Una correcta decisión, por fin, pero no deja de ser alarmante que, aun cuando declaran no estar ajenos a la “contingenc­ia”, hayan tenido que destinar varios plenos para decidir . Desde que optaron por dar luz verde a esta compra era meridianam­ente claro que era un descriteri­o de proporcion­es. No eran necesarias horas de horas de debate para saberlo.
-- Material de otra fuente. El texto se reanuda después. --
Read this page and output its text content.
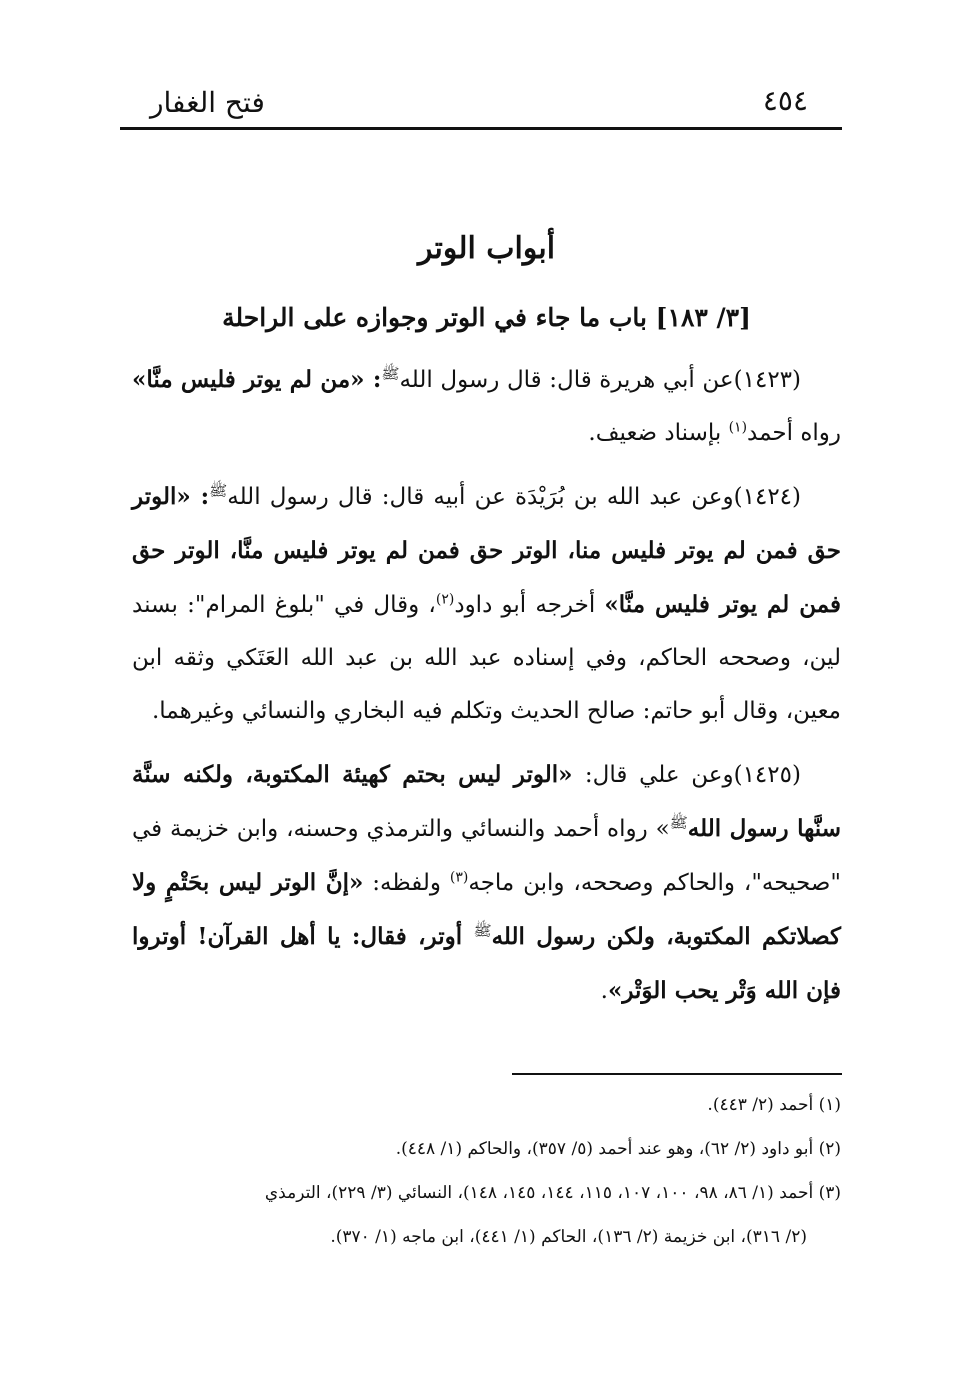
فتح الغفار	٤٥٤
أبواب الوتر
[٣/ ١٨٣] باب ما جاء في الوتر وجوازه على الراحلة

(١٤٢٣)عن أبي هريرة قال: قال رسول الله$^ﷺ$: «من لم يوتر فليس منَّا» رواه أحمد$^{(١)}$ بإسناد ضعيف.

(١٤٢٤)وعن عبد الله بن بُرَيْدَة عن أبيه قال: قال رسول الله$^ﷺ$: «الوتر حق فمن لم يوتر فليس منا، الوتر حق فمن لم يوتر فليس منَّا، الوتر حق فمن لم يوتر فليس منَّا» أخرجه أبو داود$^{(٢)}$، وقال في "بلوغ المرام": بسند لين، وصححه الحاكم، وفي إسناده عبد الله بن عبد الله العَتَكي وثقه ابن معين، وقال أبو حاتم: صالح الحديث وتكلم فيه البخاري والنسائي وغيرهما.

(١٤٢٥)وعن علي قال: «الوتر ليس بحتم كهيئة المكتوبة، ولكنه سنَّة سنَّها رسول الله$^ﷺ$» رواه أحمد والنسائي والترمذي وحسنه، وابن خزيمة في "صحيحه"، والحاكم وصححه، وابن ماجه$^{(٣)}$ ولفظه: «إنَّ الوتر ليس بحَتْمٍ ولا كصلاتكم المكتوبة، ولكن رسول الله$^ﷺ$ أوتر، فقال: يا أهل القرآن! أوتروا فإن الله وَتْر يحب الوَتْر».

(١) أحمد (٢/ ٤٤٣).

(٢) أبو داود (٢/ ٦٢)، وهو عند أحمد (٥/ ٣٥٧)، والحاكم (١/ ٤٤٨).

(٣) أحمد (١/ ٨٦، ٩٨، ١٠٠، ١٠٧، ١١٥، ١٤٤، ١٤٥، ١٤٨)، النسائي (٣/ ٢٢٩)، الترمذي

(٢/ ٣١٦)، ابن خزيمة (٢/ ١٣٦)، الحاكم (١/ ٤٤١)، ابن ماجه (١/ ٣٧٠).
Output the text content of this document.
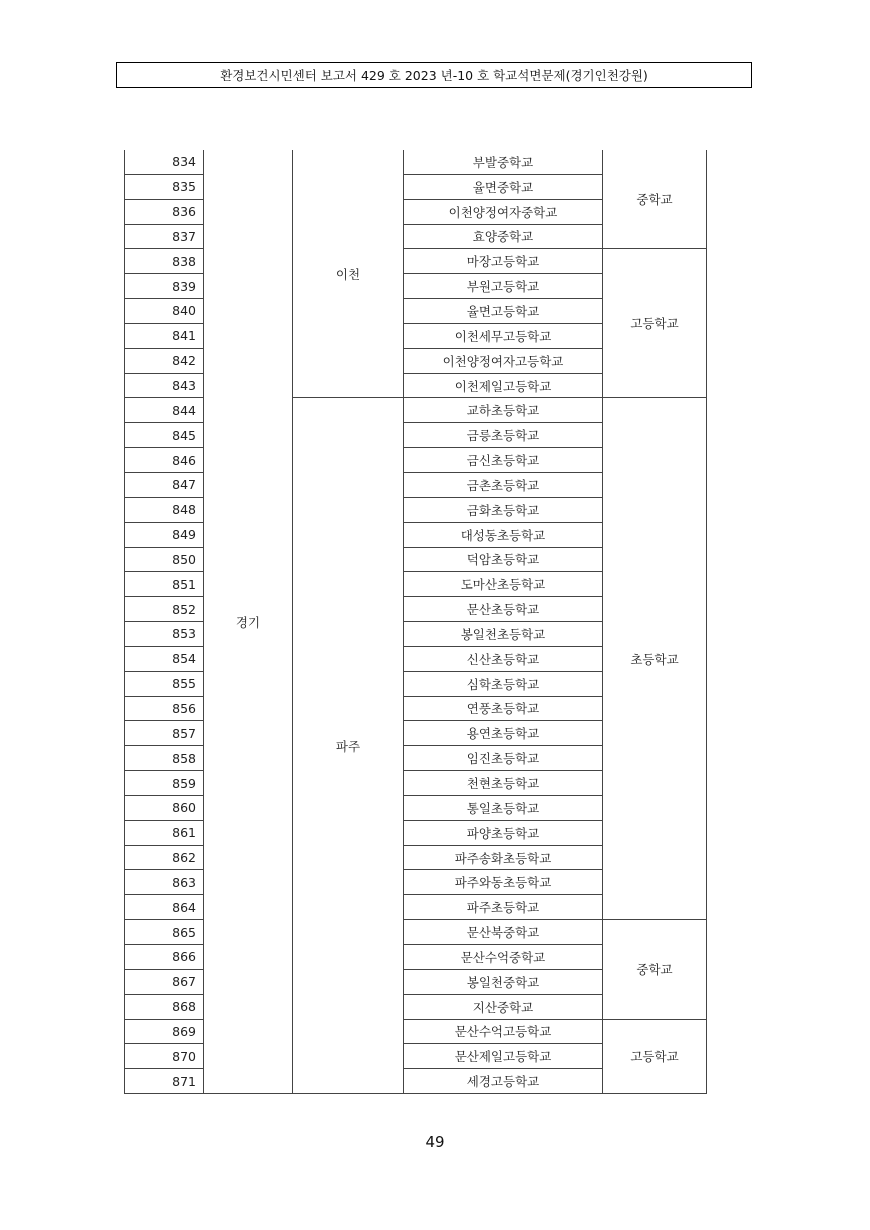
환경보건시민센터 보고서 429 호 2023 년-10 호 학교석면문제(경기인천강원)
834	경기	이천	부발중학교	중학교
835			율면중학교	
836			이천양정여자중학교	
837			효양중학교	
838			마장고등학교	고등학교
839			부원고등학교	
840			율면고등학교	
841			이천세무고등학교	
842			이천양정여자고등학교	
843			이천제일고등학교	
844		파주	교하초등학교	초등학교
845			금릉초등학교	
846			금신초등학교	
847			금촌초등학교	
848			금화초등학교	
849			대성동초등학교	
850			덕암초등학교	
851			도마산초등학교	
852			문산초등학교	
853			봉일천초등학교	
854			신산초등학교	
855			심학초등학교	
856			연풍초등학교	
857			용연초등학교	
858			임진초등학교	
859			천현초등학교	
860			통일초등학교	
861			파양초등학교	
862			파주송화초등학교	
863			파주와동초등학교	
864			파주초등학교	
865			문산북중학교	중학교
866			문산수억중학교	
867			봉일천중학교	
868			지산중학교	
869			문산수억고등학교	고등학교
870			문산제일고등학교	
871			세경고등학교	
49
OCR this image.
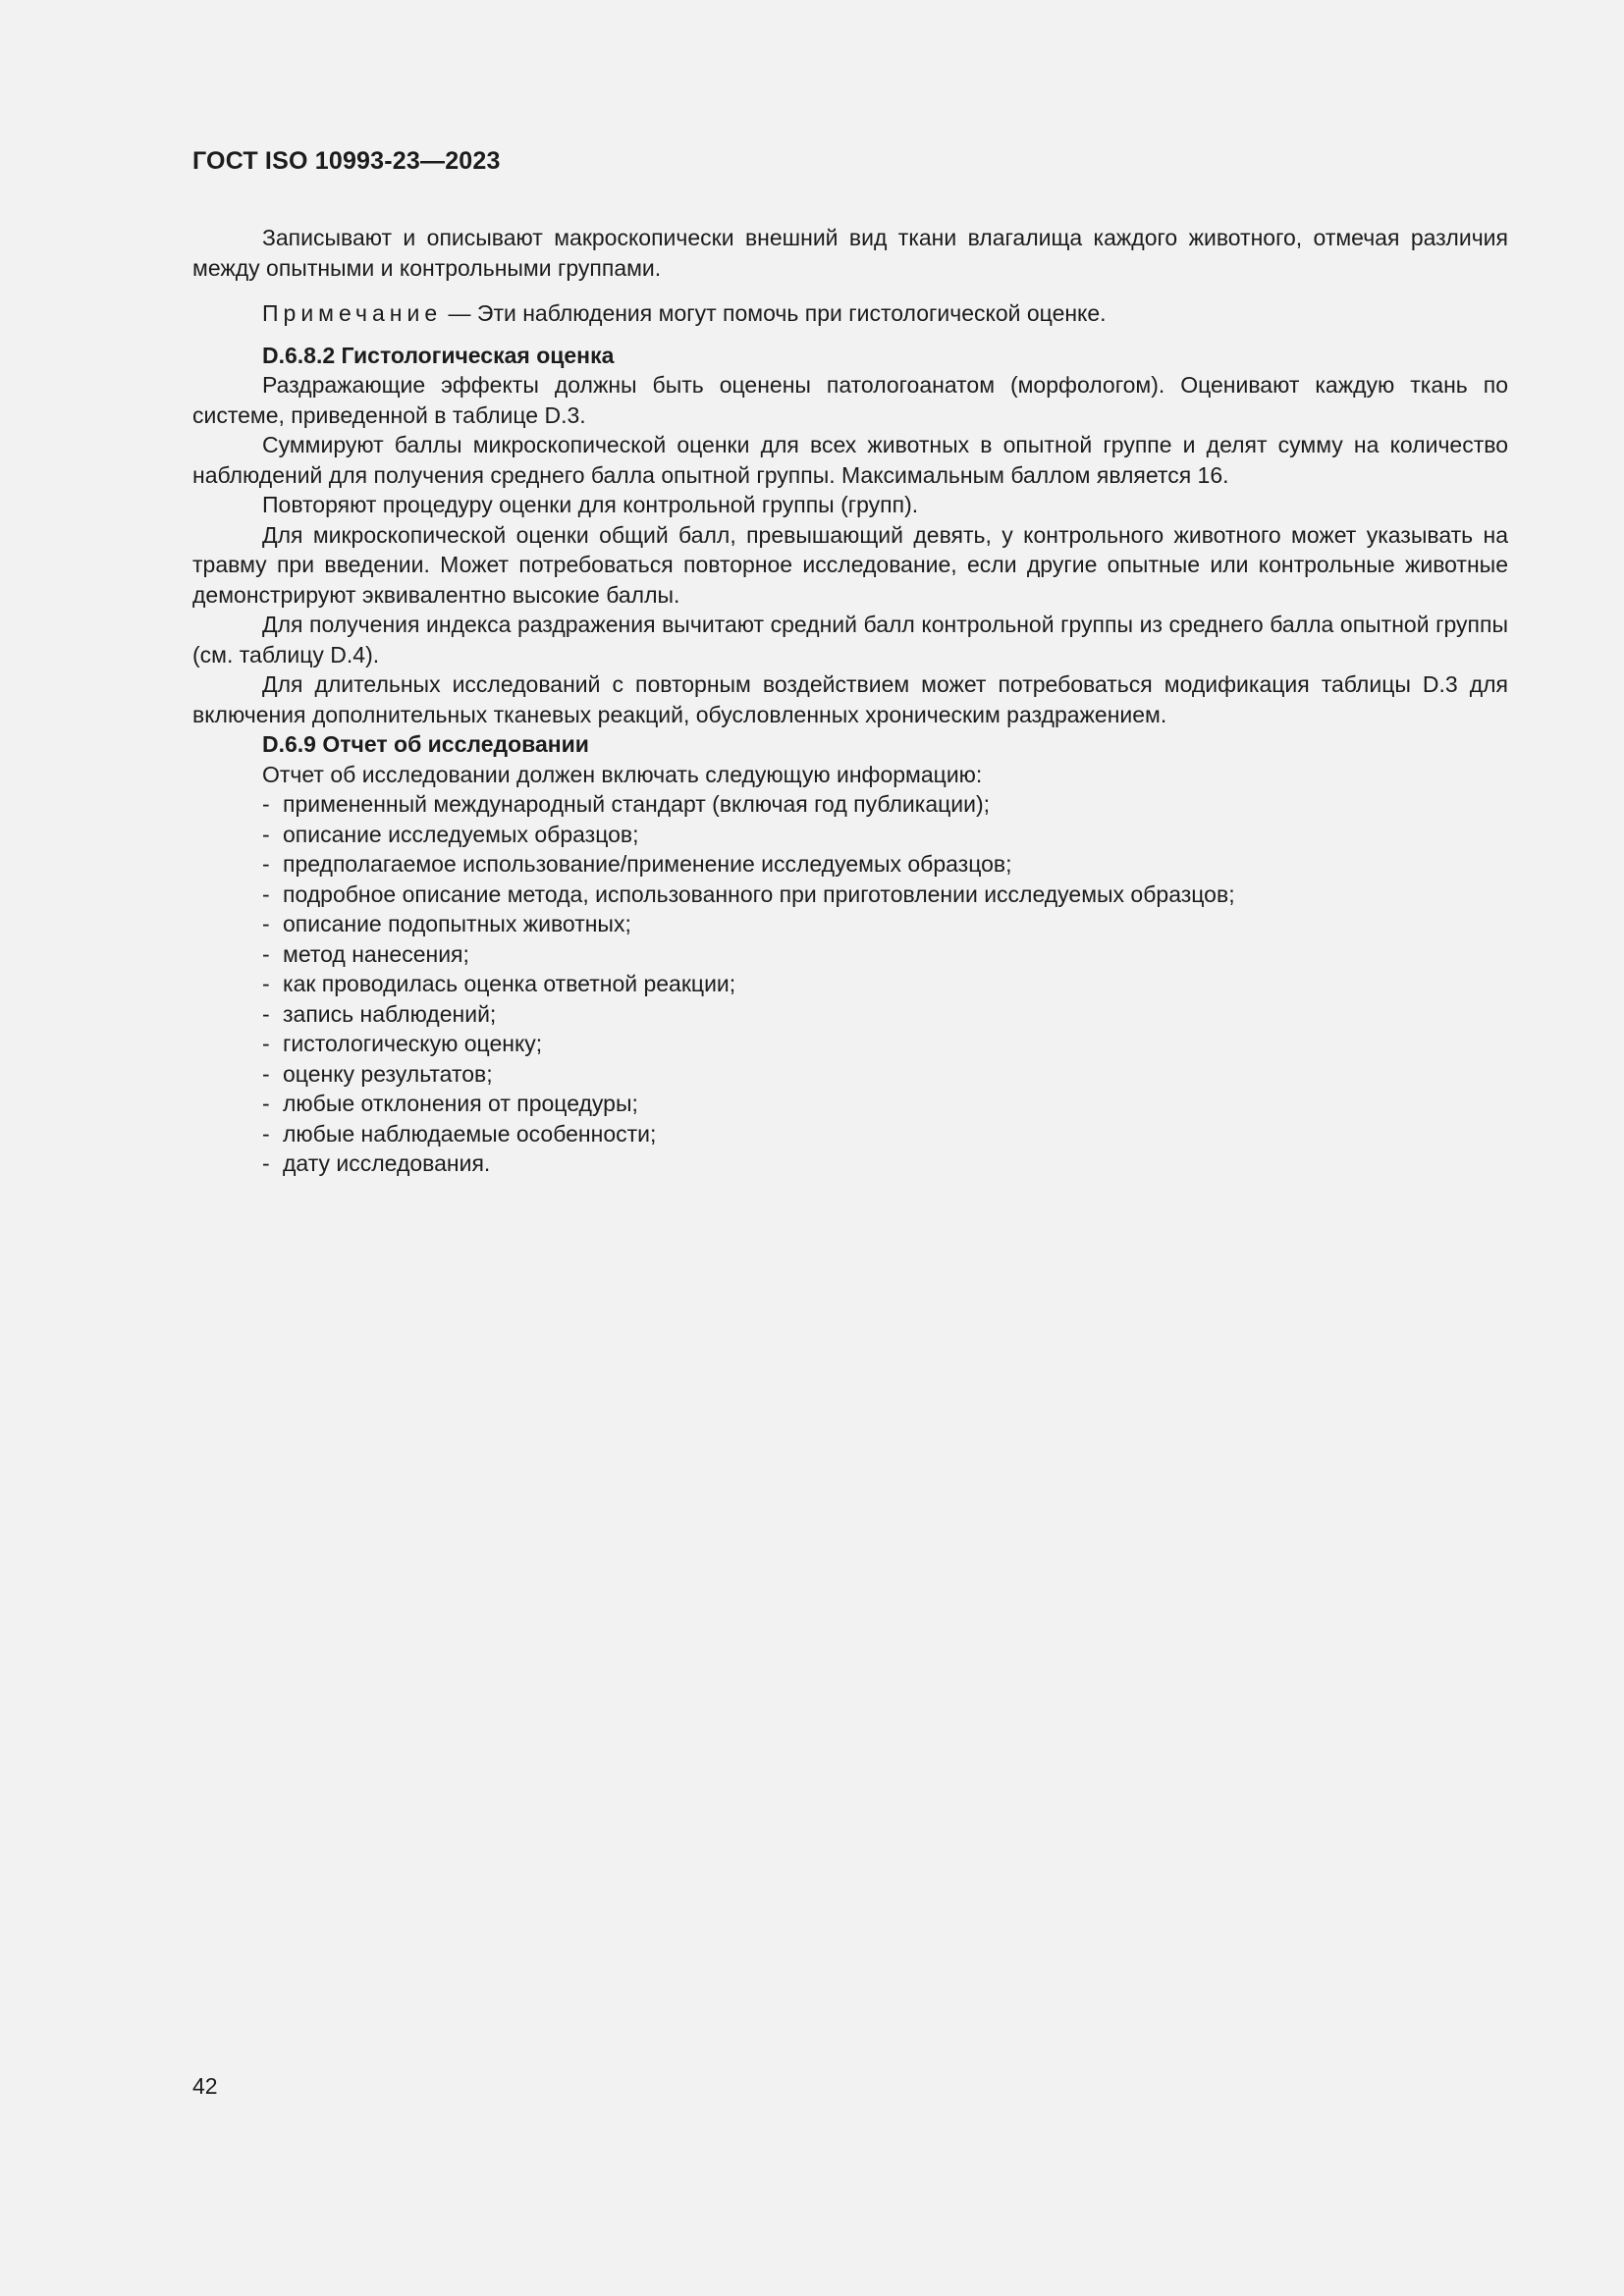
ГОСТ ISO 10993-23—2023

Записывают и описывают макроскопически внешний вид ткани влагалища каждого животного, отмечая различия между опытными и контрольными группами.

Примечание — Эти наблюдения могут помочь при гистологической оценке.

D.6.8.2 Гистологическая оценка

Раздражающие эффекты должны быть оценены патологоанатом (морфологом). Оценивают каждую ткань по системе, приведенной в таблице D.3.

Суммируют баллы микроскопической оценки для всех животных в опытной группе и делят сумму на количество наблюдений для получения среднего балла опытной группы. Максимальным баллом является 16.

Повторяют процедуру оценки для контрольной группы (групп).

Для микроскопической оценки общий балл, превышающий девять, у контрольного животного может указывать на травму при введении. Может потребоваться повторное исследование, если другие опытные или контрольные животные демонстрируют эквивалентно высокие баллы.

Для получения индекса раздражения вычитают средний балл контрольной группы из среднего балла опытной группы (см. таблицу D.4).

Для длительных исследований с повторным воздействием может потребоваться модификация таблицы D.3 для включения дополнительных тканевых реакций, обусловленных хроническим раздражением.

D.6.9 Отчет об исследовании

Отчет об исследовании должен включать следующую информацию:

- примененный международный стандарт (включая год публикации);
- описание исследуемых образцов;
- предполагаемое использование/применение исследуемых образцов;
- подробное описание метода, использованного при приготовлении исследуемых образцов;
- описание подопытных животных;
- метод нанесения;
- как проводилась оценка ответной реакции;
- запись наблюдений;
- гистологическую оценку;
- оценку результатов;
- любые отклонения от процедуры;
- любые наблюдаемые особенности;
- дату исследования.
42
El episodio -aunque pudiera parecerlo- no es baladí ni anecdótico. Es dañino, porque revela una suprema falta de criterio, que ha implicado una suprema pérdida de tiempo, y que sugiere una suprema desconexió­n con los ciudadanos y ciudadanas a los que los jueces deben servir con urgencia y velocidad. Personas que solo quieren -especialme­nte hoy- que la justicia llegue, y llegue a tiempo.

No se necesita para aquello ningún auto de lujo, sino sobria dedicación y, sobre todo, lúcido discernimi­ento.